Le graphique 1 présente les courbes GIC pour les quatre sous-groupes pendant la période 1991-2001 et ses deux sous-périodes : 1991-1996 et 1996-2001. Ces courbes permettent d'identifier les segments de la population les plus touchés par la fluctuation du niveau de revenu. Regardons la période 1991-2001. Pour les non-immigrants et les immigrants en provenance de l'Europe, la courbe se trouve au dessus l'axe zéro sauf aux deux bouts en raison des valeurs extrêmes de revenu. Ceci signifie que presque tous les segments de la population dans ces deux groupes ont connu une augmentation de revenu réel. Au contraire, pour les immigrants asiatiques, la courbe reste au dessous de l'axe zéro du segment le plus pauvre jusqu'au 60e percentile, ce qui implique une baisse de revenu réel dans les classes pauvres et moyennes de ce groupe. Même chez les immigrants asiatiques de la classe riche, l'augmentation de revenu réel est quasi-négligeable, plus faible que celle chez les non-immigrants et les immigrants de l'Europe. Par ailleurs, la courbe GIC est significativement croissante chez les immigrants originaires de l'Asie. Nous pouvons dire que les immigrants asiatiques ont connu pour la plupart une détérioration de revenu réel entre 1991 et 2001 et cette détérioration a été plus accentuée dans la classe pauvre, ce qui a aggravé l'inégalité au sein de ce groupe.

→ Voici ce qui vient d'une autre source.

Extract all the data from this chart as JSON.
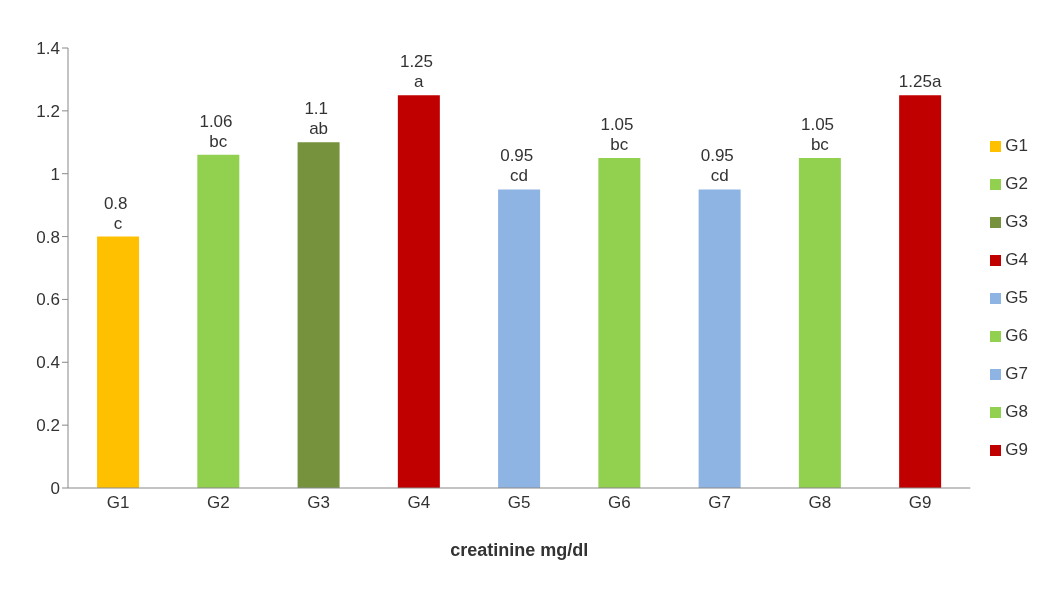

Graphique 1 : Les courbes GIC







Regardons les deux sous-périodes : 1991-1996 et 1996-2001. Pendant la première, toutes les courbes GIC sont situées au dessous de l'axe des abscisses. Tous les groupes ont connu une diminution du revenu réel, une diminution plus accentuée pour les immigrants des régions autres que l'Europe. Par ailleurs, la baisse du revenu réel pendant cette période semble plus importante pour les ménages les plus pauvres, ce qui explique l'augmentation de l'indice de Gini (Tableau 1). Contrairement à la première moitié des années 1990, la dernière moitié est caractérisée par une augmentation générale du revenu réel pour tous les groupes. La hausse du revenu réel est plus importante pour les immigrants provenant de l'Asie et des autres régions, et pour les ménages les plus pauvres. L'augmentation de revenu pendant cette période est donc "pro-rich" réduit l'inégalité.

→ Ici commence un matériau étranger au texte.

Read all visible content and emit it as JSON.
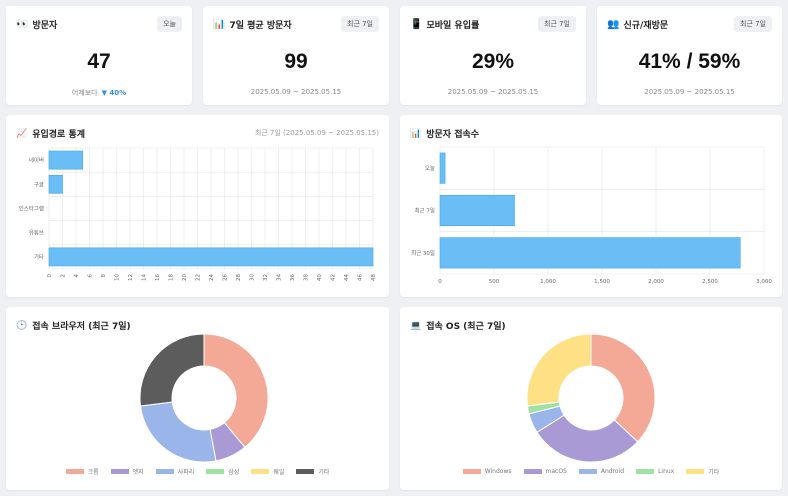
{
  "kpis": [
    {
      "icon": "👀",
      "title": "방문자",
      "badge": "오늘",
      "value": "47",
      "sub_label": "어제보다",
      "delta": "▼ 40%"
    },
    {
      "icon": "📊",
      "title": "7일 평균 방문자",
      "badge": "최근 7일",
      "value": "99",
      "sub_label": "2025.05.09 ~ 2025.05.15"
    },
    {
      "icon": "📱",
      "title": "모바일 유입률",
      "badge": "최근 7일",
      "value": "29%",
      "sub_label": "2025.05.09 ~ 2025.05.15"
    },
    {
      "icon": "👥",
      "title": "신규/재방문",
      "badge": "최근 7일",
      "value": "41% / 59%",
      "sub_label": "2025.05.09 ~ 2025.05.15"
    }
  ],
  "referral": {
    "icon": "📈",
    "title": "유입경로 통계",
    "range": "최근 7일 (2025.05.09 ~ 2025.05.15)"
  },
  "visitors": {
    "icon": "📊",
    "title": "방문자 접속수"
  },
  "browser": {
    "icon": "🕑",
    "title": "접속 브라우저 (최근 7일)"
  },
  "os": {
    "icon": "💻",
    "title": "접속 OS (최근 7일)"
  },
  "colors": {
    "bar_fill": "#6bbdf5",
    "bar_stroke": "#41a8ee",
    "grid": "#e4e4e4"
  },
  "chart_data": [
    {
      "type": "bar",
      "orientation": "horizontal",
      "categories": [
        "네이버",
        "구글",
        "인스타그램",
        "유튜브",
        "기타"
      ],
      "values": [
        5,
        2,
        0,
        0,
        48
      ],
      "xlim": [
        0,
        48
      ],
      "xticks": [
        0,
        2,
        4,
        6,
        8,
        10,
        12,
        14,
        16,
        18,
        20,
        22,
        24,
        26,
        28,
        30,
        32,
        34,
        36,
        38,
        40,
        42,
        44,
        46,
        48
      ],
      "grid": true
    },
    {
      "type": "bar",
      "orientation": "horizontal",
      "categories": [
        "오늘",
        "최근 7일",
        "최근 30일"
      ],
      "values": [
        47,
        690,
        2780
      ],
      "xlim": [
        0,
        3000
      ],
      "xticks": [
        0,
        500,
        1000,
        1500,
        2000,
        2500,
        3000
      ],
      "xtick_labels": [
        "0",
        "500",
        "1,000",
        "1,500",
        "2,000",
        "2,500",
        "3,000"
      ],
      "grid": true
    },
    {
      "type": "pie",
      "donut": true,
      "labels": [
        "크롬",
        "엣지",
        "사파리",
        "삼성",
        "웨일",
        "기타"
      ],
      "values": [
        39,
        8,
        26,
        0,
        0,
        27
      ],
      "colors": [
        "#f4a896",
        "#a99ad6",
        "#99b5e9",
        "#9ee2a4",
        "#fde184",
        "#5c5c5c"
      ],
      "legend": "bottom"
    },
    {
      "type": "pie",
      "donut": true,
      "labels": [
        "Windows",
        "macOS",
        "Android",
        "Linux",
        "기타"
      ],
      "values": [
        37,
        29,
        5,
        2,
        27
      ],
      "colors": [
        "#f4a896",
        "#a99ad6",
        "#99b5e9",
        "#9ee2a4",
        "#fde184"
      ],
      "legend": "bottom"
    }
  ]
}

En résumé, le revenu réel a connu une baisse entre 1991 et 1996, puis un redressement entre 1996 et 2001. Au cours de ce processus, la classe la plus pauvre a été plus touchée par la fluctuation économique. Elle a subi une détérioration pendant la période de récession et une amélioration plus significative pendant la période de forte expansion économique, et les immigrants provenant de l'Asie semblent se trouver dans la situation la plus défavorable. Ce résultat pourrait s'expliquer par le fait que les Asiatiques sont davantage concentrés dans la région métropolitaine de Toronto où les fluctuations d'emploi ont été plus prononcées que dans le reste du pays.

4.2. Estimation de l'équation de revenu

La base de données de 1991 de Statistique Canada ne contient pas l'industrie du principal soutien du ménage, et nous devons réaliser nos analyses avec les données de 1996 et 2001. Par ailleurs, la présente étude vise à analyser la distribution des immigrants en provenance des pays du Sud. Vu qu'il est impossible d'isoler les immigrants américains - un groupe très favorisés sur le marché du travail - du dernier sous-groupe, nous limitons notre échantillon aux immigrants de l'Asie. Le tableau 2 présente les résultats de l'estimation des équations de revenu.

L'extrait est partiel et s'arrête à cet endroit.